In the broadest context, the events leading to the emergency include the following:
* The establishment of British hegemony over Malaya in the 19th century.
* The importation of large numbers of Chinese and Indians as labourers for colonial industry, primarily tin mining and rubber planting.
* The formation of the Malayan Communist Party (MCP) in the 1930s.
* The rout by the Japanese of the British in the early part of World War II. For many Malayans this dispelled a myth of British omnipotence.
* The rise of the MCP-led Malayan Peoples' Anti-Japanese Army (MPAJA) as the main resistance against the Japanese during their period of occupation.
This article focuses on the immediate antecedents to the Emergency, beginning shortly after the Japanese surrender and British reoccupation in August and September 1945.
== Labour unions ==
In September to December 1945, General Labour Unions (GLU's) arose, sometimes with MCP guidance. They organised themselves as regional bodies rather than trade-specific bodies; this was consciously done in an effort to promote racial integration since particular racial groups tended to predominate in particular trades, e.g.; Chinese in mines, Malays in the civil service, often Indians on plantations.
〔Morgan, p. 165〕
A number of short strikes were held, not necessarily involving entire GLU's. They had little material result but demonstrated a capacity to act.
There were considerable economic grounds for labour unrest. Real wages were below the pre-war level in 1948 compared to 1939 wages had risen about 3 times but the cost of living had gone up 4 times, so the real wage was about 3/4.
Normal pre-war rice consumption had been per day. In April 1946 the rice ration in Singapore for an adult male was reduced from per week; in mid-August it was further reduced to per week, where it remained until an increase in December.

〔Morgan, p.161. He cites ''Keesings Contemporary Archives 1943-46'', 8246A; and "SAR 1946'', pp.11,12.〕
The ''Annual Report of the Colony of Singapore for 1946'' reported that the majority of infant deaths were due to rice shortage and lack of proper food.
A survey of working-class families in the ''Report'' for 1947 found that only 22% of them had sufficient food energy in their diets and that 30 to 40% of the children suffered from malnutrition.
〔''Annual Report of the Colony of Singapore for 1946'', p.37, and ''Annual Report of the Colony of Singapore for 1947'', pp.74-76; cited in Morgan, pp.161,2.〕
In its internal reports in 1945 the British administration recognised the tendency of such conditions to produce unrest, and stated that the strikes were motivated by economic conditions rather than a political programme.

Nevertheless, the British administration was not tolerant of the disturbances.
In October 1945 the Chinese-language newspapers ''Shih Tai Jit Pao'' and ''Pai Ma Tao Pao'' were closed and their editors and staffs convicted and imprisoned for sedition because of their use of the term "economic exploitation".〔Morgan, p.172.〕
A large strike, peaking at 18,000 workers on 17 December, broke out in Singapore.

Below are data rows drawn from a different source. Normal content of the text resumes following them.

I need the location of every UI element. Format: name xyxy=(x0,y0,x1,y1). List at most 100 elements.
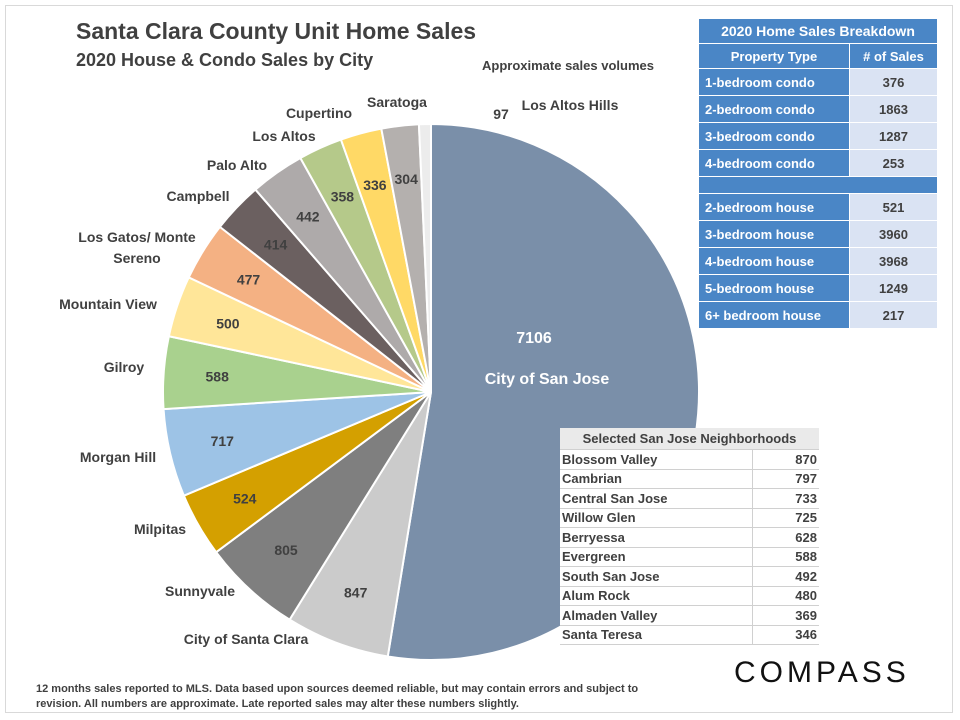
table-row: Evergreen 588 xyxy=(560,547,819,567)
slice-value-palo-alto: 442 xyxy=(296,209,320,225)
neighborhood-sales: 725 xyxy=(752,508,819,528)
slice-value-los-altos: 358 xyxy=(331,189,355,205)
breakdown-title: 2020 Home Sales Breakdown xyxy=(698,18,938,44)
neighborhood-name: Willow Glen xyxy=(560,508,753,528)
neighborhood-name: Central San Jose xyxy=(560,488,753,509)
table-row: Alum Rock 480 xyxy=(560,586,819,606)
sales-count-cell: 217 xyxy=(849,301,938,329)
slice-value-campbell: 414 xyxy=(264,236,288,252)
col-header-property-type: Property Type xyxy=(698,43,850,69)
neighborhood-name: Santa Teresa xyxy=(560,625,753,645)
property-type-cell: 6+ bedroom house xyxy=(698,301,850,329)
table-row: 2-bedroom house 521 xyxy=(698,193,938,221)
property-type-cell: 3-bedroom house xyxy=(698,220,850,248)
neighborhood-sales: 588 xyxy=(752,547,819,567)
breakdown-header-row: Property Type # of Sales xyxy=(698,43,938,69)
slice-value-los-altos-hills: 97 xyxy=(493,106,509,122)
city-label-gilroy: Gilroy xyxy=(104,359,145,375)
property-type-cell: 3-bedroom condo xyxy=(698,122,850,150)
city-label-los-gatos-monte-sereno: Los Gatos/ Monte Sereno xyxy=(78,229,196,266)
neighborhood-name: Almaden Valley xyxy=(560,605,753,626)
neighborhood-sales: 492 xyxy=(752,566,819,587)
table-row: 3-bedroom condo 1287 xyxy=(698,122,938,150)
property-type-cell: 4-bedroom house xyxy=(698,247,850,275)
city-label-mountain-view: Mountain View xyxy=(59,296,157,312)
table-row: Santa Teresa 346 xyxy=(560,625,819,645)
neighborhood-sales: 480 xyxy=(752,586,819,606)
neighborhood-name: South San Jose xyxy=(560,566,753,587)
sales-count-cell: 1287 xyxy=(849,122,938,150)
property-type-cell: 1-bedroom condo xyxy=(698,68,850,96)
sales-count-cell: 521 xyxy=(849,193,938,221)
table-row: 6+ bedroom house 217 xyxy=(698,301,938,329)
city-label-city-of-santa-clara: City of Santa Clara xyxy=(184,631,309,647)
slice-value-morgan-hill: 717 xyxy=(211,433,235,449)
pie-slice-los-altos-hills xyxy=(417,122,432,393)
table-row: Central San Jose 733 xyxy=(560,488,819,509)
city-label-cupertino: Cupertino xyxy=(286,105,352,121)
sales-count-cell: 3968 xyxy=(849,247,938,275)
table-row: Willow Glen 725 xyxy=(560,508,819,528)
sales-count-cell: 1249 xyxy=(849,274,938,302)
slice-value-cupertino: 336 xyxy=(363,177,387,193)
neighborhood-name: Evergreen xyxy=(560,547,753,567)
city-label-milpitas: Milpitas xyxy=(134,521,186,537)
slice-value-city-of-san-jose: 7106 xyxy=(516,330,552,347)
neighborhood-name: Alum Rock xyxy=(560,586,753,606)
neighborhood-name: Berryessa xyxy=(560,527,753,548)
slice-value-gilroy: 588 xyxy=(206,368,230,384)
neighborhood-name: Cambrian xyxy=(560,469,753,489)
sales-count-cell: 1863 xyxy=(849,95,938,123)
slice-value-saratoga: 304 xyxy=(395,171,419,187)
sales-count-cell: 253 xyxy=(849,149,938,177)
table-row: 1-bedroom condo 376 xyxy=(698,68,938,96)
city-label-los-altos: Los Altos xyxy=(252,128,315,144)
table-row: 5-bedroom house 1249 xyxy=(698,274,938,302)
table-row: Berryessa 628 xyxy=(560,527,819,548)
neighborhoods-title: Selected San Jose Neighborhoods xyxy=(560,428,819,450)
neighborhood-sales: 870 xyxy=(752,449,819,470)
city-label-saratoga: Saratoga xyxy=(367,94,427,110)
chart-title: Santa Clara County Unit Home Sales xyxy=(76,18,477,44)
property-type-cell: 2-bedroom house xyxy=(698,193,850,221)
property-type-cell: 4-bedroom condo xyxy=(698,149,850,177)
compass-logo: COMPASS xyxy=(734,656,910,689)
breakdown-separator xyxy=(698,176,938,194)
footnote: 12 months sales reported to MLS. Data ba… xyxy=(36,683,639,710)
approx-note: Approximate sales volumes xyxy=(482,58,654,73)
neighborhood-sales: 628 xyxy=(752,527,819,548)
property-type-cell: 2-bedroom condo xyxy=(698,95,850,123)
table-row: 2-bedroom condo 1863 xyxy=(698,95,938,123)
slice-value-los-gatos-monte-sereno: 477 xyxy=(237,271,261,287)
san-jose-neighborhoods-table: Selected San Jose Neighborhoods Blossom V… xyxy=(560,428,819,645)
city-label-sunnyvale: Sunnyvale xyxy=(165,583,235,599)
table-row: Cambrian 797 xyxy=(560,469,819,489)
city-label-city-of-san-jose: City of San Jose xyxy=(485,371,610,388)
city-label-morgan-hill: Morgan Hill xyxy=(80,449,156,465)
table-row: Almaden Valley 369 xyxy=(560,605,819,626)
table-row: 4-bedroom house 3968 xyxy=(698,247,938,275)
separator-row xyxy=(698,176,938,194)
chart-subtitle: 2020 House & Condo Sales by City xyxy=(76,50,374,70)
neighborhoods-title-row: Selected San Jose Neighborhoods xyxy=(560,428,819,450)
city-label-los-altos-hills: Los Altos Hills xyxy=(522,97,619,113)
slice-value-city-of-santa-clara: 847 xyxy=(344,585,368,601)
sales-count-cell: 3960 xyxy=(849,220,938,248)
slice-value-milpitas: 524 xyxy=(233,490,257,506)
neighborhood-sales: 369 xyxy=(752,605,819,626)
city-label-palo-alto: Palo Alto xyxy=(207,157,267,173)
slice-value-sunnyvale: 805 xyxy=(274,542,298,558)
table-row: South San Jose 492 xyxy=(560,566,819,587)
col-header-sales: # of Sales xyxy=(849,43,938,69)
breakdown-title-row: 2020 Home Sales Breakdown xyxy=(698,18,938,44)
neighborhood-sales: 346 xyxy=(752,625,819,645)
table-row: 4-bedroom condo 253 xyxy=(698,149,938,177)
home-sales-breakdown-table: 2020 Home Sales Breakdown Property Type # … xyxy=(698,18,938,329)
neighborhood-sales: 797 xyxy=(752,469,819,489)
sales-count-cell: 376 xyxy=(849,68,938,96)
table-row: Blossom Valley 870 xyxy=(560,449,819,470)
city-label-campbell: Campbell xyxy=(166,188,229,204)
slide-frame xyxy=(5,5,953,713)
property-type-cell: 5-bedroom house xyxy=(698,274,850,302)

At that point, some members of the administration began taking the position that the strikes are political, not economic.
Historian Daud Latiff argues that the British were restrained from taking even harder measures against the strikes at this stage for two reasons:
# The MPAJA had not yet been disbanded, still had its weapons, and could pose an enormous problem if provoked into rebellion.〔Latiff, pp.126-9.〕
# In the changed political climate at the end of World War II, actions which could be viewed as repressive or fascistic might cause large public relations problems, or damage Britain's international image at a time when she was in competition with the United States for global political allegiances.〔Latiff, pp.133,4.